The physical materialism is expressed by writing the Olympian deities and the supernatural out of the storyline. The mother of Achilles, the sea goddess Thetis, is shown as an aging woman, while Achilles' mystical invulnerability is replaced with a unique combat style that lets him win combats with the excellence of his fighting ability (and what will prove to be his infamous "jump attack"). The mystical is not entirely eliminated, since the ancient societies depicted here still have all of the temples, priests and priestesses, and follies associated with a uncritical belief in the divine. The divine intervention is suggested in a more subtle way, as when Achilles strikes the head from the statue of Apollo the Archer, and is later slain by an archer; the conclusion of divine intervention is certainly a natural one to make in this case.
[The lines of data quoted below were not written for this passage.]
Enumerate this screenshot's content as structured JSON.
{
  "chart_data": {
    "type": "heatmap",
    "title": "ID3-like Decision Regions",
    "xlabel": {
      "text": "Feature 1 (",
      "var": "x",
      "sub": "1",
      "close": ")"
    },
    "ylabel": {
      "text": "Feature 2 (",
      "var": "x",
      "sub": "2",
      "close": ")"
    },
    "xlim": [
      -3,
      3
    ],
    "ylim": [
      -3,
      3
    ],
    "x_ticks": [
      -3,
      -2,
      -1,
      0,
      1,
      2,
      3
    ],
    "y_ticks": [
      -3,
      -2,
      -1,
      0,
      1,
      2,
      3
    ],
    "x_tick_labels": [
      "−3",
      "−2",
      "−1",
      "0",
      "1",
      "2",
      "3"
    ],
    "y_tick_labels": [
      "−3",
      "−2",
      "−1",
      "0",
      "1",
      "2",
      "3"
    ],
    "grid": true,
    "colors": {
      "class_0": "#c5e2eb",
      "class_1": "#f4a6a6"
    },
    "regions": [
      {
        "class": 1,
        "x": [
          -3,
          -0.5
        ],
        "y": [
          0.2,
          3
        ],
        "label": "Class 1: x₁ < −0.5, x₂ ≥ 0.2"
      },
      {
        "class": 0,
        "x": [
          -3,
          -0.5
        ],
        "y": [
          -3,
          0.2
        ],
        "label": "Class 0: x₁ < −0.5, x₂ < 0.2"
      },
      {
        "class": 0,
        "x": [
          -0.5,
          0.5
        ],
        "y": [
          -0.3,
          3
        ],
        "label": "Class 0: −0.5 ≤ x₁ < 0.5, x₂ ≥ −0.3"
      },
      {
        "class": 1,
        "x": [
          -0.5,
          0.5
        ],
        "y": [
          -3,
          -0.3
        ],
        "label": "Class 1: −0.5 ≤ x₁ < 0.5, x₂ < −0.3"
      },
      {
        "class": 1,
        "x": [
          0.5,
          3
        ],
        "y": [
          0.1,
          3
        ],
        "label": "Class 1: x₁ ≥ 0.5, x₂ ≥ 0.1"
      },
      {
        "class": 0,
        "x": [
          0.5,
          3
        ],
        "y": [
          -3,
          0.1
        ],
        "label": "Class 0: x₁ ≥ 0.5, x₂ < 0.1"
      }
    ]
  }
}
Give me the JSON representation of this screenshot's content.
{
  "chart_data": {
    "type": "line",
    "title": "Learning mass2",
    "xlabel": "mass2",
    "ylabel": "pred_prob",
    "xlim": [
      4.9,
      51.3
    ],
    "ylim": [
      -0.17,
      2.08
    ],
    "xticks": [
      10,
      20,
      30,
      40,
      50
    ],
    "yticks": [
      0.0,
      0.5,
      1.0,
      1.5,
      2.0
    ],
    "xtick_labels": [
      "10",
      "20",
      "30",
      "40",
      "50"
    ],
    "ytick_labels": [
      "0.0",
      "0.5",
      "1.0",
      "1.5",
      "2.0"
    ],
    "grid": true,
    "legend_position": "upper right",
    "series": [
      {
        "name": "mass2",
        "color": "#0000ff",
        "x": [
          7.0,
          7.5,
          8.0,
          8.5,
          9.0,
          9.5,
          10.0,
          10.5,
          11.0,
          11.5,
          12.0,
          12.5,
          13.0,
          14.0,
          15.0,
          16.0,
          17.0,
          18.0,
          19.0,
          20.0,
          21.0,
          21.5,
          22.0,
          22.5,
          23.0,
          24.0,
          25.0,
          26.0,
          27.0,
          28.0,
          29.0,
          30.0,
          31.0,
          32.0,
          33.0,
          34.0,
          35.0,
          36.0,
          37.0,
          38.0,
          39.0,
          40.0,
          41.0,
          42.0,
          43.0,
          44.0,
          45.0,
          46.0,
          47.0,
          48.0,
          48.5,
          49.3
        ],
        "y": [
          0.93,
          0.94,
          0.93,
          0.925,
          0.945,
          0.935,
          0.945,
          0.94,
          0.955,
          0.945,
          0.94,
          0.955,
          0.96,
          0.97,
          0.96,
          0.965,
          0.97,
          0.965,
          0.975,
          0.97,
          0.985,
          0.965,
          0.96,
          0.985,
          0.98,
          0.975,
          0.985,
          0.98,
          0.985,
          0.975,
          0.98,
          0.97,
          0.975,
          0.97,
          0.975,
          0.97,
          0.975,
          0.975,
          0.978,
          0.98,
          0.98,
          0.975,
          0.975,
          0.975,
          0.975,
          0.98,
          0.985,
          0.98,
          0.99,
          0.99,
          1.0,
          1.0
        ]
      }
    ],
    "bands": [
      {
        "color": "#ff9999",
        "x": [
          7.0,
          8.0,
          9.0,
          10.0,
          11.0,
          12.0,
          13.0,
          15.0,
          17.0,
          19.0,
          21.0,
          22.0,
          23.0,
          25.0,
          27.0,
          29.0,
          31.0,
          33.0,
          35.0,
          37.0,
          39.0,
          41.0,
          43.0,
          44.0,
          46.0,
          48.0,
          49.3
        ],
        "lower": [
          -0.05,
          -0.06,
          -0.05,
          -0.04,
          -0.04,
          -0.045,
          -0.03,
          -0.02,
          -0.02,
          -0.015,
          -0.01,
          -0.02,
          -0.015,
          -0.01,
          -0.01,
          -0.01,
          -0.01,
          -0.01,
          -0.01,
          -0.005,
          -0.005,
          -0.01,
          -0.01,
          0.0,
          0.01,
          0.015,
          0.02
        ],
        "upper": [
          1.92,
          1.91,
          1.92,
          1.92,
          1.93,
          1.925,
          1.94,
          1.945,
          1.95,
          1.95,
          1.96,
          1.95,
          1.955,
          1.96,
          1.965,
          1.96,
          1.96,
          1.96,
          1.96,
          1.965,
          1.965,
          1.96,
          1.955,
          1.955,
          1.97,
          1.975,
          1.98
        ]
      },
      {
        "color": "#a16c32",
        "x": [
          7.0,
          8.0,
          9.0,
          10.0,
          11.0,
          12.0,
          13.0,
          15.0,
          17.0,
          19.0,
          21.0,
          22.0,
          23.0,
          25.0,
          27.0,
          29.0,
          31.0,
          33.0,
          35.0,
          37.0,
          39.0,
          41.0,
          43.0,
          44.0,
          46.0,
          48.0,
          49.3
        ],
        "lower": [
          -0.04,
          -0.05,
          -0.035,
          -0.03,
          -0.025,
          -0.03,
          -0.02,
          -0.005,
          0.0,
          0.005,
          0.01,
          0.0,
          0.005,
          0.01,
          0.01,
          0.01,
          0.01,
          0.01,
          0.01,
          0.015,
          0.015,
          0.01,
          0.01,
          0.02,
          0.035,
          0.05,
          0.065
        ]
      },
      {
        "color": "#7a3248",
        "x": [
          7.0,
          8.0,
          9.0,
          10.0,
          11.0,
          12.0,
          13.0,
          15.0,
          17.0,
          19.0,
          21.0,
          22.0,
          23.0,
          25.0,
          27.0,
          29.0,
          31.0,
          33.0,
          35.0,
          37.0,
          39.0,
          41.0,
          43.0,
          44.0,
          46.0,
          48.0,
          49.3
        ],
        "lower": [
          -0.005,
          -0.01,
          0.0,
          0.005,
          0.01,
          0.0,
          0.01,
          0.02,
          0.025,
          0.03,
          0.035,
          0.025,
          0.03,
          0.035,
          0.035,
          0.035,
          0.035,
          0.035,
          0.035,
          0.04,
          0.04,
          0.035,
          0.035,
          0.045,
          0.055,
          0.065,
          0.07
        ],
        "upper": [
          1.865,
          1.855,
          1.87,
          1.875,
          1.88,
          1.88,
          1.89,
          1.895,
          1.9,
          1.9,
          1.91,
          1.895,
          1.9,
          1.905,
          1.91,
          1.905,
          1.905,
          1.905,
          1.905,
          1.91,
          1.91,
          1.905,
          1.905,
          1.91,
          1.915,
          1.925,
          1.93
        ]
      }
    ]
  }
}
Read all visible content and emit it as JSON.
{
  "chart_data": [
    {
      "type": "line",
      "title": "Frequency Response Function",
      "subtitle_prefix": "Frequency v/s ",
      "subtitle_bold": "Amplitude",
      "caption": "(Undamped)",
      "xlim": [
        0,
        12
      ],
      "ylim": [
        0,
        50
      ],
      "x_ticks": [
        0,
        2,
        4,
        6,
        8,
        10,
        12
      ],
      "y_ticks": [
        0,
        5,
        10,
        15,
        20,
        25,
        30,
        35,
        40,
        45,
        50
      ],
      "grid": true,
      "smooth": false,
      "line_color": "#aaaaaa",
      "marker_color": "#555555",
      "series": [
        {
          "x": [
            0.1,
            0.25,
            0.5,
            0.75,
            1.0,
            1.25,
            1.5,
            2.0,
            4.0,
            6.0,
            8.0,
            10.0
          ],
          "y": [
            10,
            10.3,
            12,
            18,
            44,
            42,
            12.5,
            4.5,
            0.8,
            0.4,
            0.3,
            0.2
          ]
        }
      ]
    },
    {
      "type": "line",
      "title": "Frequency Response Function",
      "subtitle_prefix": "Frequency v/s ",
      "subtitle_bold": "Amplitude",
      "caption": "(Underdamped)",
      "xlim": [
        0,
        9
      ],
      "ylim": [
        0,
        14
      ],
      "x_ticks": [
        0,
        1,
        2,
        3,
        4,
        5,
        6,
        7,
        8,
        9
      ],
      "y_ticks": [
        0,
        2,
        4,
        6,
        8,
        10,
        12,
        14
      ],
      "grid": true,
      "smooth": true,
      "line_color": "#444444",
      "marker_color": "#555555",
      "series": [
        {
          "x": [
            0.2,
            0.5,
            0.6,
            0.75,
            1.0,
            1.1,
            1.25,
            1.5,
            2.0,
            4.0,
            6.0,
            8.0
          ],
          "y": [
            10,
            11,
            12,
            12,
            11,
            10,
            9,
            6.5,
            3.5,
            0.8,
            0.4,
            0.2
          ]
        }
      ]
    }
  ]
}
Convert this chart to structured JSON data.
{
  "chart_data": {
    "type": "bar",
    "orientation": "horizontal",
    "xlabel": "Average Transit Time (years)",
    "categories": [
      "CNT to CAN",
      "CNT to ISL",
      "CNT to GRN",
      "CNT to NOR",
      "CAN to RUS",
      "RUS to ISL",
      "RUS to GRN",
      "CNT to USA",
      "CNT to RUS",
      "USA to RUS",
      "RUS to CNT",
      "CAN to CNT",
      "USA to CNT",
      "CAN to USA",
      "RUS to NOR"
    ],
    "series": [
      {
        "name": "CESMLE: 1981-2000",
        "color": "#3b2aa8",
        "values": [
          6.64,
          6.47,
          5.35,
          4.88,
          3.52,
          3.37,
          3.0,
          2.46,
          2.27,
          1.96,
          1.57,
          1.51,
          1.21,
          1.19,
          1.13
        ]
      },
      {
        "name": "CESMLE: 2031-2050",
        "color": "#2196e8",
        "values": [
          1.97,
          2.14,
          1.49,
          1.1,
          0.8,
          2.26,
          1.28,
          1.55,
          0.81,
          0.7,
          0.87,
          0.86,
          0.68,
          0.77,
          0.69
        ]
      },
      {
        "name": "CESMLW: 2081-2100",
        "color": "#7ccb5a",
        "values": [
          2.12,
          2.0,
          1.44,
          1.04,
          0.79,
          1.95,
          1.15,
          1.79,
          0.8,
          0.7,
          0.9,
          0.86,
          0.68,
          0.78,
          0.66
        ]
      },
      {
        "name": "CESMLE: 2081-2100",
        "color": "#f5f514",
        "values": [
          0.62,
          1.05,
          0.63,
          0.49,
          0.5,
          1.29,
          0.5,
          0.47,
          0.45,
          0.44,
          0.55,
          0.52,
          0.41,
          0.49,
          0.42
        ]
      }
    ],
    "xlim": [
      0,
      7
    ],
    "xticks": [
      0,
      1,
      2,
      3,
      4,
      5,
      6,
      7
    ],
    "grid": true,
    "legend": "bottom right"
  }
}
The political realism doesn't play out quite as well, since the concept of any kind of ancient army storming the most heavily defended citadel in Asia-Minor in a single decisive blow must seem completely ridiculous (unless you're a liberal Democrat; I can still imagine an ancient counterpart to Maureen Dowd crying "Quagmire! Quagmire!" the moment the Greek army starts landing on the beaches before Troy). But as the narration suggests, and as we might have expected from the politics of the day, the fact that King Agamemnon of Mycenae and King Priam of Troy were the rising powers of the Adriatic alone would have forced one to attack the other at some point. Agamemnon is seen as power-hungry but relatively sane ruler who at least recognizes the wisdom of winning allies instead of obliterating them. Priam is seen as passive and past his prime but still wily, and the Trojans seem to realize that Helen's flight from Sparta gives them just as many new opportunities for power as it gives the Greeks.

Aside from the "quagmire" that the Greek Army lands in, the death of Agamemnon at the hands of Briseis, as well as the death of Menelaus at the hands of Hector, both presumably for offending the goddesses with the sin of "patriarchy", are the other major flaws in this film. The Encyclopedia Mythica has Agamemnon at least surviving the sack of Troy and has Menelaus and Helen living happily ever after. I would assume that the feminist subtext is possibly a sin qua non of modern filmmaking, while in compensation the PC ethic at least spares us "the old white guy in a robe" cliche from those old mythological monster epics.